Epigenetic and Drug Response Modulation of Epigalocaten-In-3-Gallate in Staphylococcus aureus with Divergent Resistance Phenotypes

Abstract

Healthcare-associated methicillin-resistant Staphylococcus aureus infections represent extremely high morbidity and mortality rates worldwide. We aimed to assess the antimicrobial potential and synergistic effect between Epigalocatenin-3-gallate (EGCG) and different antibiotics in S. aureus strains with divergent resistance phenotypes. EGCG exposure effects in epigenetic and drug resistance key modulators were also evaluated. S. aureus strains (n = 32) were isolated from infected patients in a Lisbon hospital.
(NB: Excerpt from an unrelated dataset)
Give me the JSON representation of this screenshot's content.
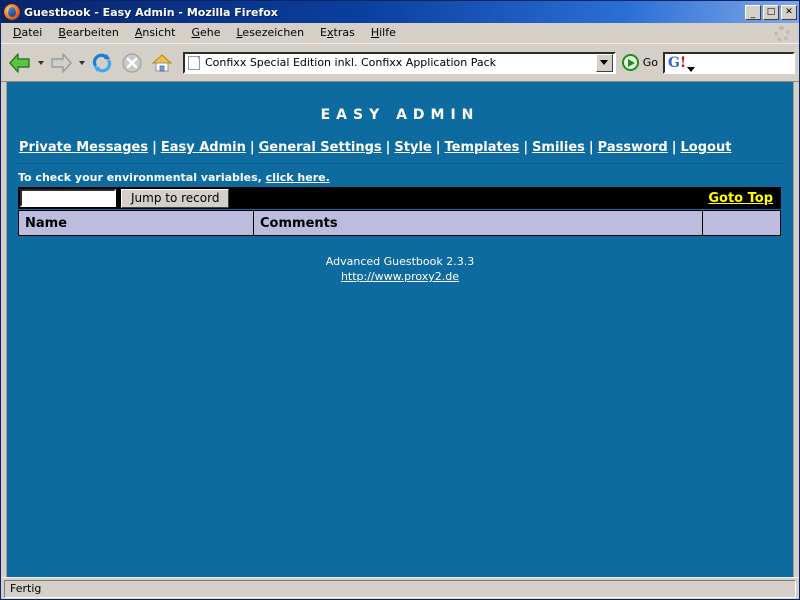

The identification of the S. aureus resistance phenotype was performed through automatized methods. The antibiotic synergistic assay was performed through disk diffusion according to EUCAST guidelines with co-exposure to EGCG (250, 100, 50 and 25 µg/mL). The bacteria's molecular profile was assessed through FTIR spectroscopy. The transcriptional expression of OrfX, SpdC and WalKR was performed by using qRT-PCR. FTIR-spectroscopy analysis enabled the clear discrimination of MRSA/MSSA strains and the EGCG exposure effect in the bacteria's molecular profiles. Divergent resistant phenotypes were associated with divergent transcriptional expression of the epigenetic modulator OrfX, particularly in MRSA strains, as well as the key drug response modulators SpdC and WalKR. These results clearly demonstrate that EGCG exposure alters the expression patterns of key epigenetic and drug response genes with associated divergent-resistant profiles, which supports its potential for antimicrobial treatment and/or therapeutic adjuvant against antibiotic-resistant microorganisms.